Location
- 157 Walderslade Road Walderslade, Kent, ME5 0LP England
- Coordinates: 51°21′03″N 0°31′32″E﻿ / ﻿51.3507°N 0.5256°E

Information
- Type: Secondary Modern (non-selective) Academy
- Trust: Skills for life trust UID: 3243
- Department for Education URN: 138046 Tables
- Ofsted: Reports
- Head teacher: Mrs Louise Campbell
- Gender: Boys
- Age: 11 to 18
- Enrolment: 913 as of December 2015^{[update]}
- Website: www.sflt.org.uk/greenacre/
- 1km 0.6miles Greenacre School

= Greenacre Academy =

Greenacre Academy (formerly Greenacre School and before that Walderslade Boys School), is a boys' secondary school with a shared sixth form located in Walderslade in the English county of Kent.

==History==
The school was designed by Richard Sheppard, Robson & Partners, and opened in the late 1950s. Medway, as a former part of Kent retains selection, so Walderslade Boys School opened as a Secondary Modern. It had the status of an 11-18 community school school converted to academy status on 1 April 2012 and was renamed Greenacre Academy.

==Governance==
It was previously a community school administered by Medway Council; the school converted to academy status on 1 April 2012 and was renamed Greenacre Academy. The school continues to coordinate with Medway Council for admissions.

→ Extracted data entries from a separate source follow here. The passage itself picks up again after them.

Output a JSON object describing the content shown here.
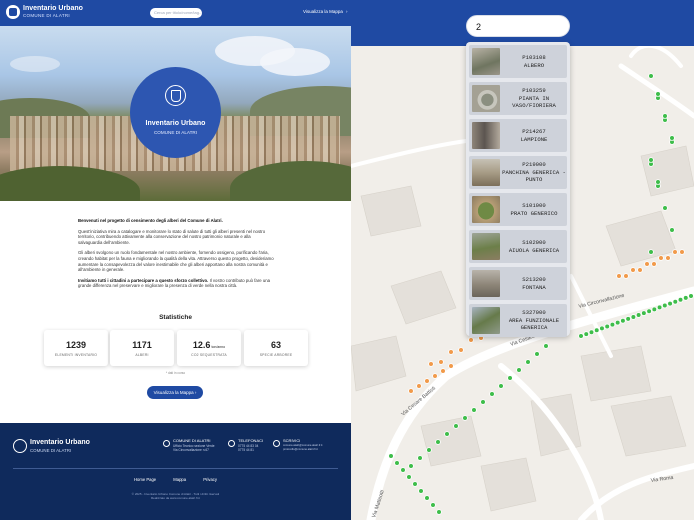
{
  "landing": {
    "header": {
      "title": "Inventario Urbano",
      "subtitle": "COMUNE DI ALATRI",
      "search_placeholder": "Cerca per titolo/nome/tag...",
      "map_link": "Visualizza la Mappa",
      "map_link_icon": "chevron-right-icon"
    },
    "hero": {
      "title": "Inventario Urbano",
      "subtitle": "COMUNE DI ALATRI",
      "emblem": "city-crest-icon"
    },
    "intro": {
      "heading": "Benvenuti nel progetto di censimento degli alberi del Comune di Alatri.",
      "p1": "Quest'iniziativa mira a catalogare e monitorare lo stato di salute di tutti gli alberi presenti nel nostro territorio, contribuendo attivamente alla conservazione del nostro patrimonio naturale e alla salvaguardia dell'ambiente.",
      "p2": "Gli alberi svolgono un ruolo fondamentale nel nostro ambiente, fornendo ossigeno, purificando l'aria, creando habitat per la fauna e migliorando la qualità della vita. Attraverso questo progetto, desideriamo aumentare la consapevolezza del valore inestimabile che gli alberi apportano alla nostra comunità e all'ambiente in generale.",
      "p3_bold": "Invitiamo tutti i cittadini a partecipare a questo sforzo collettivo.",
      "p3_rest": " Il vostro contributo può fare una grande differenza nel preservare e migliorare la presenza di verde nella nostra città."
    },
    "stats": {
      "title": "Statistiche",
      "items": [
        {
          "value": "1239",
          "unit": "",
          "label": "ELEMENTI INVENTARIO"
        },
        {
          "value": "1171",
          "unit": "",
          "label": "ALBERI"
        },
        {
          "value": "12.6",
          "unit": "ton/anno",
          "label": "CO2 SEQUESTRATA"
        },
        {
          "value": "63",
          "unit": "",
          "label": "SPECIE ARBOREE"
        }
      ],
      "note": "* dati in corso",
      "cta": "Visualizza la Mappa",
      "cta_icon": "chevron-right-icon"
    },
    "footer": {
      "title": "Inventario Urbano",
      "subtitle": "COMUNE DI ALATRI",
      "contacts": [
        {
          "icon": "location-pin-icon",
          "title": "COMUNE DI ALATRI",
          "detail": "Ufficio Tecnico sezione Verde\nVia Circonvallazione n.67"
        },
        {
          "icon": "phone-icon",
          "title": "TELEFONACI",
          "detail": "0775 44 83 04\n0775 44 81"
        },
        {
          "icon": "mail-icon",
          "title": "SCRIVICI",
          "detail": "comune.alatri@comune.alatri.fr.it\nprotocollo@comune.alatri.fr.it"
        }
      ],
      "links": [
        "Home Page",
        "Mappa",
        "Privacy"
      ],
      "copyright": "© 2025 - Inventario Urbano Comune di Alatri - Tutti i diritti riservati\nRealizzato da www.comune.alatri.fr.it"
    }
  },
  "map_app": {
    "search_value": "2",
    "results": [
      {
        "code": "P103108",
        "name": "ALBERO",
        "thumb": "tree-photo"
      },
      {
        "code": "P103259",
        "name": "PIANTA IN VASO/FIORIERA",
        "thumb": "planter-photo"
      },
      {
        "code": "P214267",
        "name": "LAMPIONE",
        "thumb": "street-lamp-photo"
      },
      {
        "code": "P219000",
        "name": "PANCHINA GENERICA - PUNTO",
        "thumb": "bench-photo"
      },
      {
        "code": "S101000",
        "name": "PRATO GENERICO",
        "thumb": "lawn-photo"
      },
      {
        "code": "S102000",
        "name": "AIUOLA GENERICA",
        "thumb": "flowerbed-photo"
      },
      {
        "code": "S213200",
        "name": "FONTANA",
        "thumb": "fountain-photo"
      },
      {
        "code": "S327000",
        "name": "AREA FUNZIONALE GENERICA",
        "thumb": "functional-area-photo"
      }
    ],
    "streets": [
      "Via Circonvallazione",
      "Via Cesare Battisti",
      "Via Roma",
      "Via Cesare",
      "Via Matteotti"
    ],
    "colors": {
      "tree_marker": "#3ebd4a",
      "other_marker": "#f19a4a",
      "header": "#1f4aa3"
    }
  }
}
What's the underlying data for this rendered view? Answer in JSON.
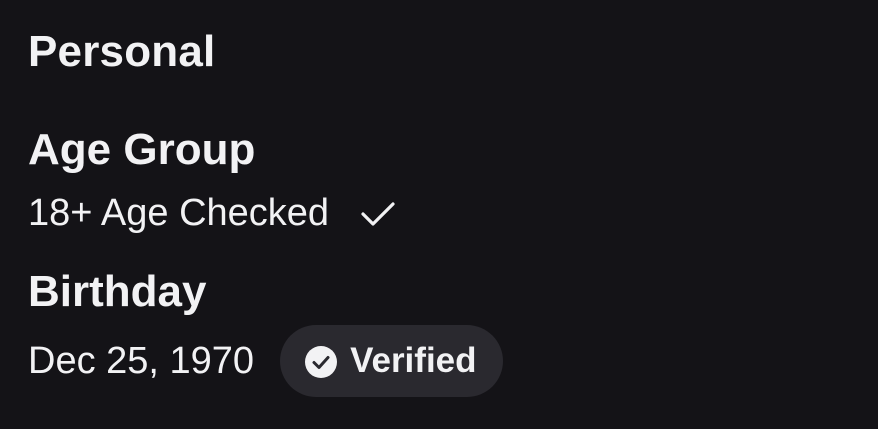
{
  "personal": {
    "section_title": "Personal",
    "age_group": {
      "label": "Age Group",
      "value": "18+ Age Checked",
      "icon": "checkmark-icon"
    },
    "birthday": {
      "label": "Birthday",
      "value": "Dec 25, 1970",
      "badge": {
        "label": "Verified",
        "icon": "check-circle-icon"
      }
    }
  },
  "colors": {
    "background": "#141317",
    "text": "#f2f2f4",
    "badge_background": "#2a292f"
  }
}
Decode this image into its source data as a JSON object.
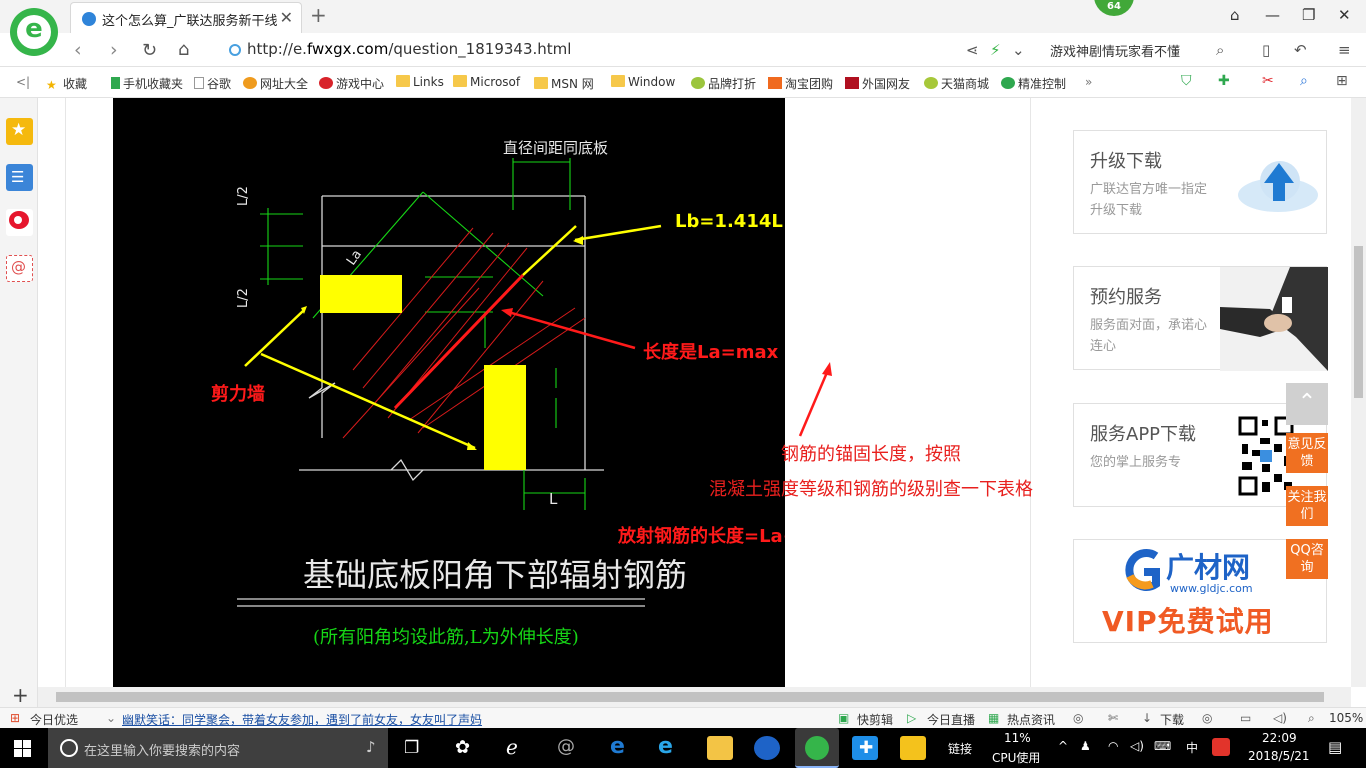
{
  "browser": {
    "tab_title": "这个怎么算_广联达服务新干线",
    "badge_count": "64",
    "url_prefix": "http://e.",
    "url_domain": "fwxgx.com",
    "url_path": "/question_1819343.html",
    "search_hint": "游戏神剧情玩家看不懂",
    "bookmarks": [
      "收藏",
      "手机收藏夹",
      "谷歌",
      "网址大全",
      "游戏中心",
      "Links",
      "Microsof",
      "MSN 网",
      "Window",
      "品牌打折",
      "淘宝团购",
      "外国网友",
      "天猫商城",
      "精准控制"
    ],
    "more": "»"
  },
  "figure": {
    "top_label": "直径间距同底板",
    "l_half_1": "L/2",
    "l_half_2": "L/2",
    "la_label": "La",
    "l_label": "L",
    "main_title": "基础底板阳角下部辐射钢筋",
    "sub_title": "(所有阳角均设此筋,L为外伸长度)",
    "lb_annot": "Lb=1.414L",
    "la_annot": "长度是La=max [L,La]",
    "wall_annot": "剪力墙",
    "anchor_note_1": "钢筋的锚固长度，按照",
    "anchor_note_2": "混凝土强度等级和钢筋的级别查一下表格",
    "formula": "放射钢筋的长度=La+Lb="
  },
  "sidebar_cards": [
    {
      "title": "升级下载",
      "sub": "广联达官方唯一指定升级下载"
    },
    {
      "title": "预约服务",
      "sub": "服务面对面，承诺心连心"
    },
    {
      "title": "服务APP下载",
      "sub": "您的掌上服务专"
    },
    {
      "logo_text": "广材网",
      "logo_url": "www.gldjc.com",
      "vip": "VIP免费试用"
    }
  ],
  "float_buttons": [
    "意见反馈",
    "关注我们",
    "QQ咨询"
  ],
  "status": {
    "today": "今日优选",
    "news": "幽默笑话：同学聚会，带着女友参加，遇到了前女友，女友叫了声妈",
    "quick_cut": "快剪辑",
    "live": "今日直播",
    "hot": "热点资讯",
    "download": "下载",
    "zoom": "105%"
  },
  "taskbar": {
    "search_placeholder": "在这里输入你要搜索的内容",
    "link": "链接",
    "cpu_pct": "11%",
    "cpu_label": "CPU使用",
    "ime": "中",
    "time": "22:09",
    "date": "2018/5/21"
  },
  "colors": {
    "accent_green": "#35b54a",
    "float_orange": "#f07021",
    "annot_red": "#e8201e",
    "annot_yellow": "#ffff00"
  }
}
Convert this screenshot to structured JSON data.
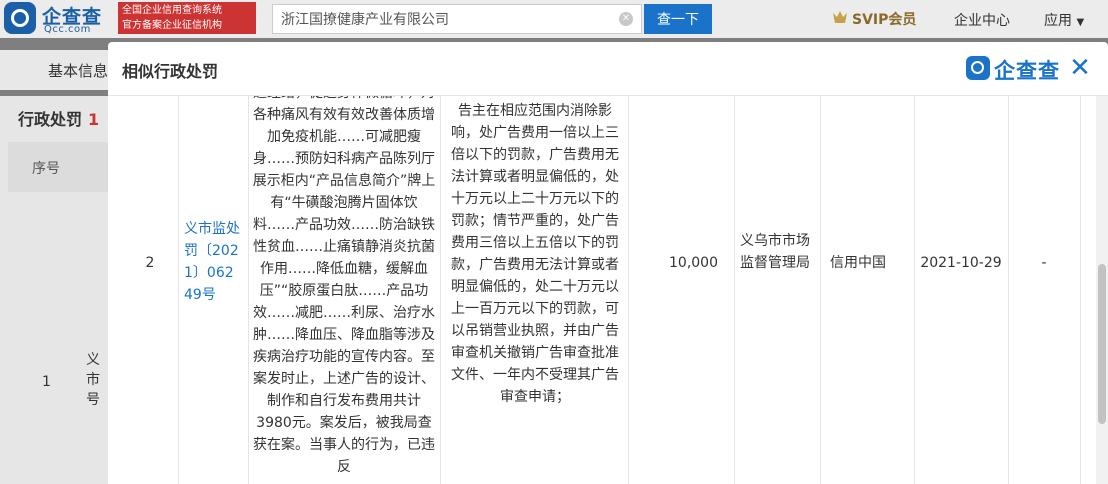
{
  "header": {
    "logo_name": "企查查",
    "logo_domain": "Qcc.com",
    "badge_line1": "全国企业信用查询系统",
    "badge_line2": "官方备案企业征信机构",
    "search_value": "浙江国撩健康产业有限公司",
    "search_button": "查一下",
    "svip_label": "SVIP会员",
    "enterprise_center": "企业中心",
    "apps_label": "应用"
  },
  "background": {
    "tab_label": "基本信息",
    "section_title": "行政处罚",
    "section_count": "1",
    "col_index": "序号",
    "row_index": "1",
    "row_name_fragment": "义市号"
  },
  "modal": {
    "title": "相似行政处罚",
    "logo_name": "企查查",
    "close_icon": "close-icon",
    "row": {
      "index": "2",
      "doc_number": "义市监处罚〔2021〕06249号",
      "facts": "通经络，促进身体微循环，对各种痛风有效有效改善体质增加免疫机能……可减肥瘦身……预防妇科病产品陈列厅展示柜内“产品信息简介”牌上有“牛磺酸泡腾片固体饮料……产品功效……防治缺铁性贫血……止痛镇静消炎抗菌作用……降低血糖，缓解血压”“胶原蛋白肽……产品功效……减肥……利尿、治疗水肿……降血压、降血脂等涉及疾病治疗功能的宣传内容。至案发时止，上述广告的设计、制作和自行发布费用共计3980元。案发后，被我局查获在案。当事人的行为，已违反",
      "penalty_basis": "责令停止发布广告，责令广告主在相应范围内消除影响，处广告费用一倍以上三倍以下的罚款，广告费用无法计算或者明显偏低的，处十万元以上二十万元以下的罚款；情节严重的，处广告费用三倍以上五倍以下的罚款，广告费用无法计算或者明显偏低的，处二十万元以上一百万元以下的罚款，可以吊销营业执照，并由广告审查机关撤销广告审查批准文件、一年内不受理其广告审查申请；",
      "amount": "10,000",
      "authority": "义乌市市场监督管理局",
      "source": "信用中国",
      "date": "2021-10-29",
      "remark": "-"
    }
  }
}
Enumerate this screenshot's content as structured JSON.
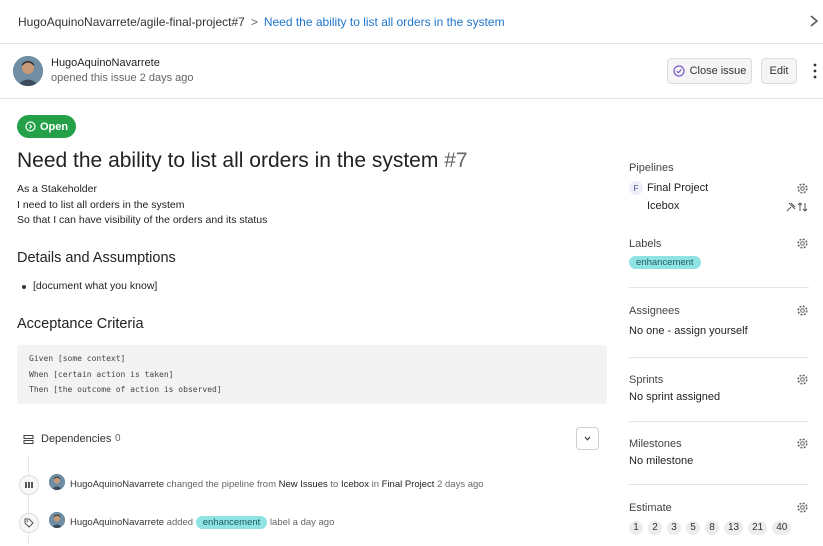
{
  "breadcrumb": {
    "project": "HugoAquinoNavarrete/agile-final-project#7",
    "separator": ">",
    "current": "Need the ability to list all orders in the system"
  },
  "header": {
    "author": "HugoAquinoNavarrete",
    "opened": "opened this issue 2 days ago",
    "close_label": "Close issue",
    "edit_label": "Edit"
  },
  "issue": {
    "status": "Open",
    "title": "Need the ability to list all orders in the system",
    "number": "#7",
    "description": [
      "As a Stakeholder",
      "I need to list all orders in the system",
      "So that I can have visibility of the orders and its status"
    ],
    "details_heading": "Details and Assumptions",
    "details_items": [
      "[document what you know]"
    ],
    "acceptance_heading": "Acceptance Criteria",
    "acceptance_code": [
      "Given [some context]",
      "When [certain action is taken]",
      "Then [the outcome of action is observed]"
    ],
    "dependencies_label": "Dependencies",
    "dependencies_count": "0"
  },
  "activity": [
    {
      "user": "HugoAquinoNavarrete",
      "t1": "changed the pipeline from",
      "from": "New Issues",
      "t2": "to",
      "to": "Icebox",
      "t3": "in",
      "board": "Final Project",
      "when": "2 days ago"
    },
    {
      "user": "HugoAquinoNavarrete",
      "t1": "added",
      "label": "enhancement",
      "t2": "label a day ago"
    }
  ],
  "sidebar": {
    "pipelines_title": "Pipelines",
    "pipeline_initial": "F",
    "pipeline_board": "Final Project",
    "pipeline_stage": "Icebox",
    "labels_title": "Labels",
    "label": "enhancement",
    "assignees_title": "Assignees",
    "assignees_none": "No one -",
    "assign_link": "assign yourself",
    "sprints_title": "Sprints",
    "sprints_value": "No sprint assigned",
    "milestones_title": "Milestones",
    "milestones_value": "No milestone",
    "estimate_title": "Estimate",
    "estimates": [
      "1",
      "2",
      "3",
      "5",
      "8",
      "13",
      "21",
      "40"
    ]
  },
  "colors": {
    "open_badge": "#24a148",
    "link": "#1f75cb",
    "label_bg": "#8fe3e3"
  }
}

It is part of the Skills for life trust, which contains: Greenacre Academy, Walderslade Girls School, Warren Wood Primary Academy, Chantry Community Academy, Hilltop Primary Academy, Kloisters Kindergarten and Pre-School, PGW Sixth Form and Greenacre Sports Partnership.

==Academics==
Ofsted rated this as a Good School in 2014 and 2018, but lowered it to an inadequate in 2023. The school is strong in establishing good behaviour as one of its 'Skills for Life'. Pupils enter the school with lower than average literacy skills which are targeted.

The school offers a three-year Key Stage 3 where the core subjects of the National Curriculum are taught.

At Key Stage 4, the academy offers GCSEs, BTECs, OCR Nationals and NVQs as programmes of study for pupils. The subjects are English (Literature and Language), Maths, Science and Skills for Life. Students may study the English Baccalaureate as they are offered options of: Modern Foreign Languages, Computing and Humanities (History and Geography). Further choices are available to selected student. Ofsted considers the rate of progress for students at the lower end is good, but the higher ability pupils underperform.

The school also operates a sixth form provision in partnership with Walderslade Girls' School, with students having the option to study from a range of A Levels and further BTECs.